Sex-Skandal: Steffen Freund buchstabiert den Begriff "freiwillig"

jt
15. März 2004, 16:23 Uhr

Der englische Premier-League-Club Leicester City will im Sex-Skandal um die drei Profis Frank Sinclair, Keith Gillespie und Paul Dickov eine interne Untersuchung durchführen, um den Fall aufzuklären.
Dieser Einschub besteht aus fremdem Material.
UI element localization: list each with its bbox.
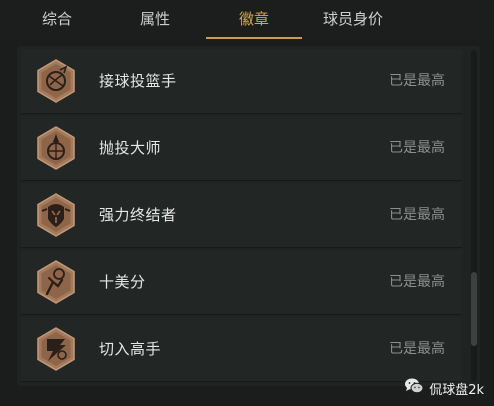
tab-bar: 综合 属性 徽章 球员身价 (0, 0, 494, 40)
badge-panel: 接球投篮手 已是最高 抛投大师 已是最高 强力终结者 已是最高 十美分 已是最高… (17, 46, 480, 386)
floater-master-badge-icon (36, 126, 76, 170)
catch-and-shoot-badge-icon (36, 59, 76, 103)
tab-attributes[interactable]: 属性 (120, 0, 190, 38)
badge-status: 已是最高 (389, 140, 445, 156)
badge-row[interactable]: 十美分 已是最高 (21, 250, 462, 315)
tab-player-value[interactable]: 球员身价 (305, 0, 401, 38)
scrollbar-thumb[interactable] (471, 272, 477, 346)
tab-badges[interactable]: 徽章 (206, 0, 302, 38)
active-tab-indicator (206, 37, 302, 39)
list-scrollbar[interactable] (471, 50, 477, 382)
badge-row[interactable]: 接球投篮手 已是最高 (21, 49, 462, 114)
player-detail-screen: 综合 属性 徽章 球员身价 接球投篮手 已是最高 抛投大师 已是最高 强力终结者… (0, 0, 494, 406)
wechat-icon (404, 377, 424, 399)
badge-name: 十美分 (99, 273, 146, 291)
badge-row[interactable]: 切入高手 已是最高 (21, 317, 462, 382)
badge-name: 切入高手 (99, 340, 162, 358)
badge-name: 接球投篮手 (99, 72, 177, 90)
badge-name: 抛投大师 (99, 139, 162, 157)
watermark: 侃球盘2k (404, 378, 484, 398)
badge-status: 已是最高 (389, 73, 445, 89)
watermark-text: 侃球盘2k (429, 382, 484, 398)
power-finisher-badge-icon (36, 193, 76, 237)
badge-status: 已是最高 (389, 341, 445, 357)
badge-row[interactable]: 强力终结者 已是最高 (21, 183, 462, 248)
badge-status: 已是最高 (389, 207, 445, 223)
badge-row[interactable]: 抛投大师 已是最高 (21, 116, 462, 181)
tab-overview[interactable]: 综合 (22, 0, 92, 38)
badge-name: 强力终结者 (99, 206, 177, 224)
ten-cents-badge-icon (36, 260, 76, 304)
badge-status: 已是最高 (389, 274, 445, 290)
slasher-badge-icon (36, 327, 76, 371)
badge-list[interactable]: 接球投篮手 已是最高 抛投大师 已是最高 强力终结者 已是最高 十美分 已是最高… (21, 49, 462, 385)
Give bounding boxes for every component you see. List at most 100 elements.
Beim englischen Premier-League-Club Leicester City kehrt im Sex-Skandal um die Profis Frank Sinclair, Keith Gillespie und Paul Dickov keine Ruhe ein. Jetzt hat der Verein eine interne Untersuchung angekündigt, um Klarheit zu schaffen. City-Teammanager Micky Adams erklärte am Montag: "Wir müssen herausfinden, was wirklich passiert ist. Ich hoffe, dass wir alle Ereignisse lückenlos aufklären können." Das Trio steht unter Verdacht, sich am Donnerstag vergangener Woche während des Trainingslagers in Spanien an drei afrikanischen Frauen vergangen zu haben.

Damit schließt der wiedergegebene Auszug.